7.11 million viewers
What it is: A Chicago-set NBC police procedural which has somehow been on for four years now, who’da thunk it? Part of the Chicago franchise, which also includes Chicago Fire, Chicago Med and the upcoming Chicago Justice. In this episode, the protagonists investigate the rape and murder of a young woman in a local park, and end up pursuing two black teens who are given sanctuary in a nearby church.
Got to admit I was kind of excited to check out Chicago P.D. after seeing this article about how it glorifies police violence. A network show about Chicago cops would seem to be fertile ground for reactionary moralizing in our current cultural moment, given President Trump’s tendency to rant about the “horrible ‘carnage'” going on in that city. This sort of thing is an incarnation of the conservative/racist technique of deflecting concerns about racial discrimination by saying the real problem is black-on-black crime, a more convenient issue to pretend to care about since it casts black people as the villains even if they’re also the victims. As this tweet points out, it’s a tactic that dates back at least to Emmett Till’s murder.
As it turns out, Chicago P.D. goes out of its way to emphasize how un-racist its cops are, and uses their fantastically admirable un-racism as justification for the rampant abuse of their power. As expected, it presents a pretty stark contrast to the sympathetic but implausible ethical hand-wringing of Blue Bloods. I’m going to go through this episode’s plot in some detail, so be forewarned if you’re worried about spoilers for a weeks-old installment of a network cop show.
So about halfway through the episode the cops get ahold of the teens after the church gets firebombed, and around the same time they gather enough evidence to realize that the teens aren’t actually guilty. But heroic show regular Sergeant Hank Voight still insists on keeping the teens locked up so that the real killer doesn’t know they’re looking for him, to the consternation of the priest who was protecting the boys because he was concerned about how the cops would treat them, a concern that would seem to be vindicated at this point even though you’re still supposed to think he’s an irritating lib getting in the way of cops trying to do their job.
The real killer turns out to be a weaselly white park worker who starts off his interrogation by continuing to try to pin the crime on the teens. But Voight sets him straight, saying there’s nothing he hates more than when people try to use black kids as a scapegoat. See, despite the misconceptions you libs might have about cops, Voight is very very NOT racist. What a great guy! Then he gets the park worker to confess by twisting an arm the dude injured while getting arrested. This torture has no function in the plot; the cops clearly have enough evidence to nail the guy without a (worthless, coerced) confession. It’s presumably there because the Chicago P.D. writers know they have to give their viewers what they want, i.e. the opportunity to watch their surrogates inflict pain on powerless people.

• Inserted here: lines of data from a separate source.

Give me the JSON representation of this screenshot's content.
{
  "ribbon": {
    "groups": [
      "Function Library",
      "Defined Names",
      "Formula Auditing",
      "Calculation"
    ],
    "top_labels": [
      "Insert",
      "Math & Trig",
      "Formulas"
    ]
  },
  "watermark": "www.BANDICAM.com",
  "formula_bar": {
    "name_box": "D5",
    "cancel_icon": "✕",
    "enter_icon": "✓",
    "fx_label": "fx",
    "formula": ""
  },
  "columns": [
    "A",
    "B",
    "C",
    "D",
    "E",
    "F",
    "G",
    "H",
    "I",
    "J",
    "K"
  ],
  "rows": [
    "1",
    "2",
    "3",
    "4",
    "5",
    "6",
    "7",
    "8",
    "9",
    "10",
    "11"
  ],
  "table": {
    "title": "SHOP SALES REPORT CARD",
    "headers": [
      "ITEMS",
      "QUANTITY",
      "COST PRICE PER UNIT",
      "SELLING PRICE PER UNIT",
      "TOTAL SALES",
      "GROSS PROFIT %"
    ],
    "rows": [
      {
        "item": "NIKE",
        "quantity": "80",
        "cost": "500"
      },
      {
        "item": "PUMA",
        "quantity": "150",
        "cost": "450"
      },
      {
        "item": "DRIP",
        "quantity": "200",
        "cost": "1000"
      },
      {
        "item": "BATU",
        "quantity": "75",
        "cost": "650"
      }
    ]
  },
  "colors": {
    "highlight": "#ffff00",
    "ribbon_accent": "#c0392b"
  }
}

After the worker confesses, Voight lets the teens go, and as they’re being let out of their cell they look at him like they’re thinking maybe this guy isn’t so bad after all, if he’s so generous as to grant us the enviable privilege of no longer being locked up for a crime we didn’t do. Then they thank him for catching the real killer, because this show exists in the fevered daydreams of a Fox News addict.
On a lighter note, this episode also features a minor subplot in which Kevin, the black cop (yes, as far as I can tell there is only one), does stand-up at an open mic. It’s always fun when drama writers have to script comedy performances, since the jokes they come up with are never funny but they still have the audience react as though the material is Richard Pryor-level brilliant. Kevin, for example, gets his biggest laugh when he says that black people do their grocery shopping at 7-Eleven. (They’re like half-Indian-half-Japanese people in that way.) Then he does a bit about encountering some cops and instinctually running away, which is funny because he is a cop, himself. But then he proves he can do deep social commentary, too, by hopefully predicting that “One day it ain’t gonna be like that, for any of us.” In this show’s ideal world, though, that won’t be because cops have given people any less reason to fear them, but because no one will be so disrespectful as to run away.